Sue moved to the Sunshine Coast in 1982 and worked with the Commonwealth Bank as a loans officer until 1999, enjoying a long career. This role gave her a wealth of financial knowledge and experience. Combined with her passion for the environment, it has shaped her local political presence.

“I first started banging on about looking after the environment and needing to do things better back in 1988,” Sue said. “Back in ’88 I set up recycling schemes with the Commonwealth Bank. I probably drove people mad, who knows, but I set up different bins for normal waste and other waste, little things like that.”

Frustration at the lack of environmental action has forced her to ramp up her efforts over the years. Sue still volunteers in financial roles for local charities and has been treasurer for the Sunshine Coast Environmental Council since 2012. However, she knows there is still a long way to go when it comes to fighting climate change.

“I’m not perfect, I occasionally have to buy things in a plastic bag,” she says. “But every little bit counts. The big action has to really happen with government and big corporations, but everybody needs to be on board and going in the same direction.”

This will be the third election in which Sue has run as The Greens’ candidate for Fairfax. It’s a tough electorate to crack. The LNP has been entrenched in the seat for the past three decades, except for three years in which Clive Palmer held the seat. Ted O’Brien, the current MP, has held the seat for six years.

Sue knows she’s the underdog in this fight, “I’d love to get elected in Fairfax, but the numbers just aren’t there yet,” she says. “I think it will change eventually with the Sunshine Coast becoming more progressive but not for a while.” This doesn’t dampen her enthusiasm or stop her from believing in the strength of her party.

A lot of the Greens’ strength is based upon the hard work and dedication of volunteers. They are competing not just with the LNP and Labor, but also other smaller organisation like the United Australia Party, which is operating on an estimated budget of $70 million. A party’s voice can be easily drowned out when competing with so much in-your-face advertising.

A few days after her first interview, Sue was at the Fisherman’s Road markets on a Sunday in Maroochydore. “We’ve been going to Fisherman’s Road every fortnight since October, we haven’t had a lot of people turn up but it’s a visual presence and I think that’s really important,” Sue says.

She was easily spotted amongst the market stalls, a ball of energy underneath a bright green Gazebo. She stopped briefly in between discussions with other constituents to have a chat and pose for a photograph.

Two volunteers at her tent felt as though their biggest concerns were completely ignored in the political arena. “I’m a high school science teacher and I’m sick of teaching my kids about a world that’s not going to exist for them,” Kaitlyn Griffith said. “You talk about what we’re doing for climate change, which is nothing, and what we should be doing, which is a whole bunch, but there’s no point getting angry, so I thought I’d come down with my dog and help out.”

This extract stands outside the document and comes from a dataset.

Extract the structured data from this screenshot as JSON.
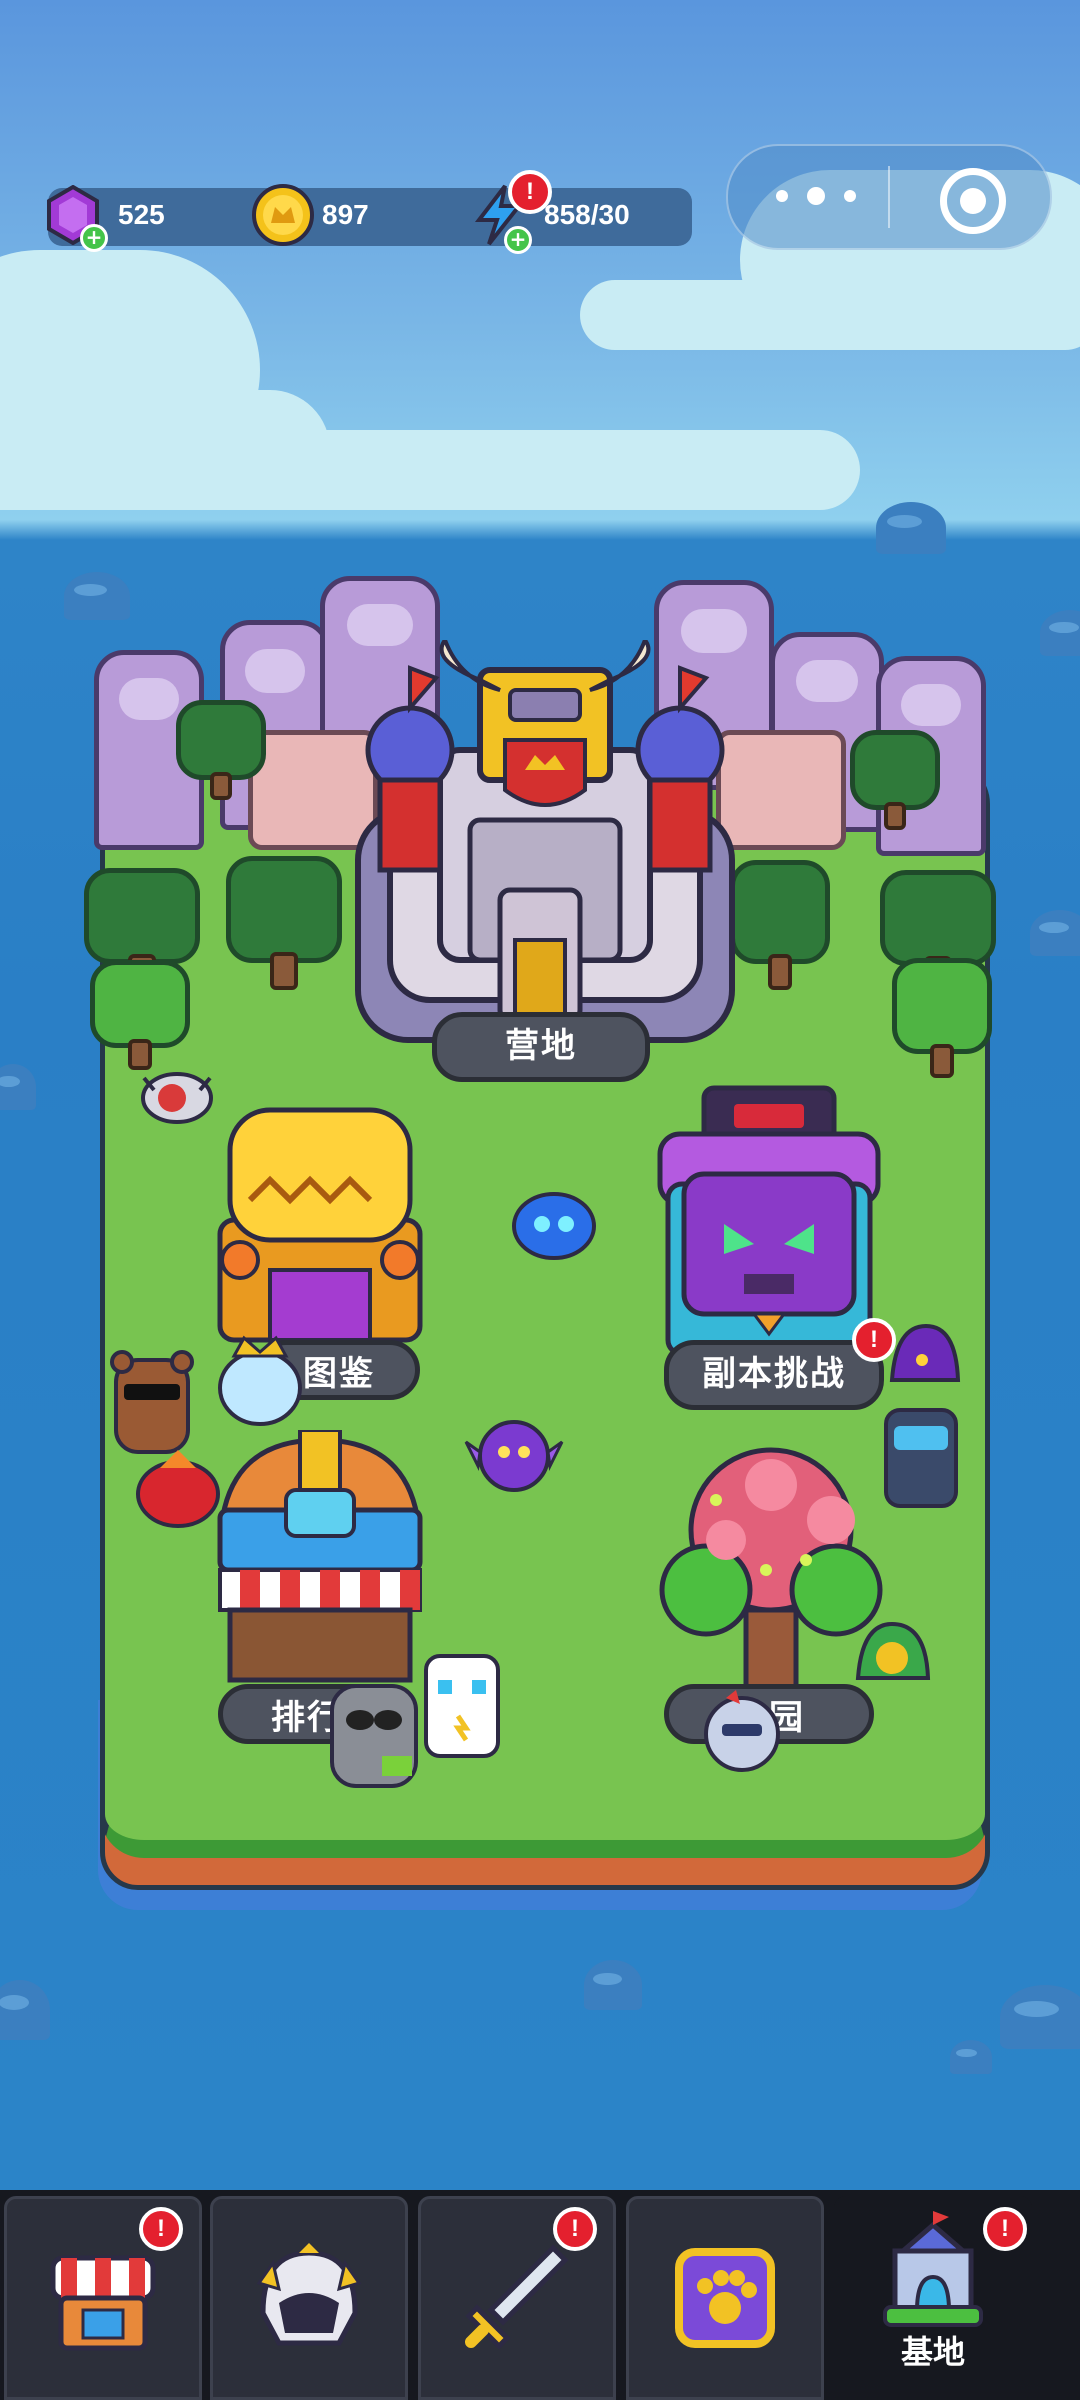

Kaitlyn’s cute little dog Hairy jumped around her feet excitedly while she talked. She confided it was a tactical ploy to draw in more passers-by.

Tom Prentice, originally from England, was also helping, “My feeling of urgency to do something about the climate has grown and grown and that’s led me to a party that’s willing to do something about it,” Tom says. He says other areas of the Greens’ policy platform also resonate with him. “Social issues, housing affordability, distrust of politicians integrity in senior roles and climate change,” he says. “The things the big parties don’t want to hear about basically.”

It is integral to a functioning democracy that people do not just have their say, but that they also feel like their say matters. “One of the main things is that we provide an opportunity for younger people and those lower on the socio-economic scale to have hope,” Sue says “People just need hope and to think there is some way out of this and that we do have a future.”